Das Matching

(oder Spenderin Zuweisung)

Eizellspenden sind zwar nicht das Gleiche wie Organspenden, unterliegen aber den gleichen Gesetzen. In dieser Hinsicht steht Spanien bereits seit mehr als 25 Jahren europaweit an der Spitze.

Barcelona und Madrid sind zudem sehr kosmopolitische Städte, in denen Menschen aus aller Welt leben. Dies macht es uns einfacher, für jede Patientin die optimale Spenderin zu finden.

Wir achten besonders auf eine hohe äuβere Ähnlichkeit zwischen der Spenderin und der Empfängerin und/oder ggf. des Partners/der Partnerin. Sofern möglich, sorgen wir im Rahmen der Zuweisung auch ohne zwingende medizinische Notwendigkeit dafür, dass Spenderin und Empfängerin konkordante Blutgruppen haben. „Konkordante Blutgruppe“ bedeutet nicht, dass die Blutgruppe unbedingt die gleiche sein muss. Als konkordant gelten alle Blutgruppen, die aus der Kombination zweier bestimmter Blutgruppen entstehen können.
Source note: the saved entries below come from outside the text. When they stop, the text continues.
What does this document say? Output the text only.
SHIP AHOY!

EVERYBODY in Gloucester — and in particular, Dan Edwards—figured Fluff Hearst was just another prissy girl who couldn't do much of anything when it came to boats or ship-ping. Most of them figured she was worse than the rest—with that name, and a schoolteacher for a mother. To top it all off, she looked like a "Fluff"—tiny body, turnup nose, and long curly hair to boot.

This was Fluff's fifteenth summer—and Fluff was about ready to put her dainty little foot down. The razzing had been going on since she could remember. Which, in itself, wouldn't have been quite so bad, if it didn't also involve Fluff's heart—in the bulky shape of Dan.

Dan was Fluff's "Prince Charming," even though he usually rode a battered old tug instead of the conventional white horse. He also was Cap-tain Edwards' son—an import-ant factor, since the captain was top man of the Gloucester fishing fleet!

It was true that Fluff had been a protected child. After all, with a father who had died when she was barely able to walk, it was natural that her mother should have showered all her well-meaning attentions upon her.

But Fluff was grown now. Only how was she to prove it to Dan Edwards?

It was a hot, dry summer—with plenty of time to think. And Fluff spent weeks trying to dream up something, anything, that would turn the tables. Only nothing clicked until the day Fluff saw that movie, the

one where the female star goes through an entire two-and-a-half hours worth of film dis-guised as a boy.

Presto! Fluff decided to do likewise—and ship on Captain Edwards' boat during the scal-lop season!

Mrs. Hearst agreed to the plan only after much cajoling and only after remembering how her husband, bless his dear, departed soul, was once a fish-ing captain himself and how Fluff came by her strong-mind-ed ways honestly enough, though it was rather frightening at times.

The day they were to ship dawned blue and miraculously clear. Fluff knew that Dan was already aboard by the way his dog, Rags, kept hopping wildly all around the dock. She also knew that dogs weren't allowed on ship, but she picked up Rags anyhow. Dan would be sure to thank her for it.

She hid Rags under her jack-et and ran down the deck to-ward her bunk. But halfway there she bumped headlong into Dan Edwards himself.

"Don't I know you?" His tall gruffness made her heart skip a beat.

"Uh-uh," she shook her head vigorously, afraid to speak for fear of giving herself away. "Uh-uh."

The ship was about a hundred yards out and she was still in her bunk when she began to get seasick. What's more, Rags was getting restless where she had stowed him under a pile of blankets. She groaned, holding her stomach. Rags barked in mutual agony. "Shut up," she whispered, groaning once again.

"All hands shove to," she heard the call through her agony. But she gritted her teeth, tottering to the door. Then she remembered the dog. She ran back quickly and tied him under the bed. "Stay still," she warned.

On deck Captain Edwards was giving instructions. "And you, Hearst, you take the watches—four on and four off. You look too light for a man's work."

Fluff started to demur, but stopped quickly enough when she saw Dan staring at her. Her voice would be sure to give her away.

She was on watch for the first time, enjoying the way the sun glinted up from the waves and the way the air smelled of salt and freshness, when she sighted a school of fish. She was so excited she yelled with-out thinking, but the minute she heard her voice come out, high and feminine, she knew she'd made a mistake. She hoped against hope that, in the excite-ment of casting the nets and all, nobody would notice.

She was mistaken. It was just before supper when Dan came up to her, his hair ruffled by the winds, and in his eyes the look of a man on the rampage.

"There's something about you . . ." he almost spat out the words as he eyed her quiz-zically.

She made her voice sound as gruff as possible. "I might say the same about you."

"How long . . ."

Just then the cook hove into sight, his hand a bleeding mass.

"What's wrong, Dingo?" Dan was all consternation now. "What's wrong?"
Weder die Spenderin noch die Empfängerin wird von deren Identität erfahren. In Spanien ist die Spende laut Gesetz anonym.

Das Gesetz

Die Eizellenspende ist im Gesetz 14/2006 vom 26. Mai zu den Techniken der assistierten Reproduktion sowie im königlichen Dekret Nr. 1301/2006 geregelt, die festlegen, dass die Gametenspende in Spanien freiwillig, anonym und altruistisch erfolgt.
Dieser Gesetz sieht einen finanziellen Ausgleich für Ausgaben und eventuelle Unannehmlichkeiten vor.

Merkmale

Frauen zwischen 18 und 35 Jahren, gute psychophysische Gesundheit, uneingeschränkt handlungsfähig. 58% der Spenderinnen von Eugin sind ledig und 71% besitzen einen Hochschulabschluss.

1. Erstes Vorgespräch

Beim Vorgespräch überprüfen wir die ärztliche, familiäre und persönliche Vorgeschichte der Spenderin und stellen sicher, dass ihr Gewicht, ihre Körpergröβe und ihr Blutdruck normal sind..

2. Ärztliche Voruntersuchungen

Nach dem Vorgespräch untersucht der Arzt oder die Ärztin die Spenderin gründlich, um sich zu vergewissern, dass sie sich bei guter Gesundheit befindet. Hierzu gehört auch eine umfassende gynäkologische Untersuchung, um das Vorhandensein sexuell übertragbarer Krankheiten auszuschlieβen. Es werden folgende ärztliche Untersuchungen durchgeführt:

  • Allgemeine Blutuntersuchung; -Leber- und, Nierenfunktion; Blutgerinnung.
  • Die serologischen Analysen passen sich den Charakteristiken der jeweiligen Spenderin an.
  • Pap-Test, urogenitale Untersuchungen.
  • Ultraschall- und Brustuntersuchung.
  • Hämoglobinanalyse, um eventuelle erbliche Anämien auszuschlieβen.

3. Gechromosomenanalyse

Wir führen ein Karyotyp und eine molekuläre Untersuchung durch um Mutationen auszuschliessen, die mit zystische Fibrose verbunden sind.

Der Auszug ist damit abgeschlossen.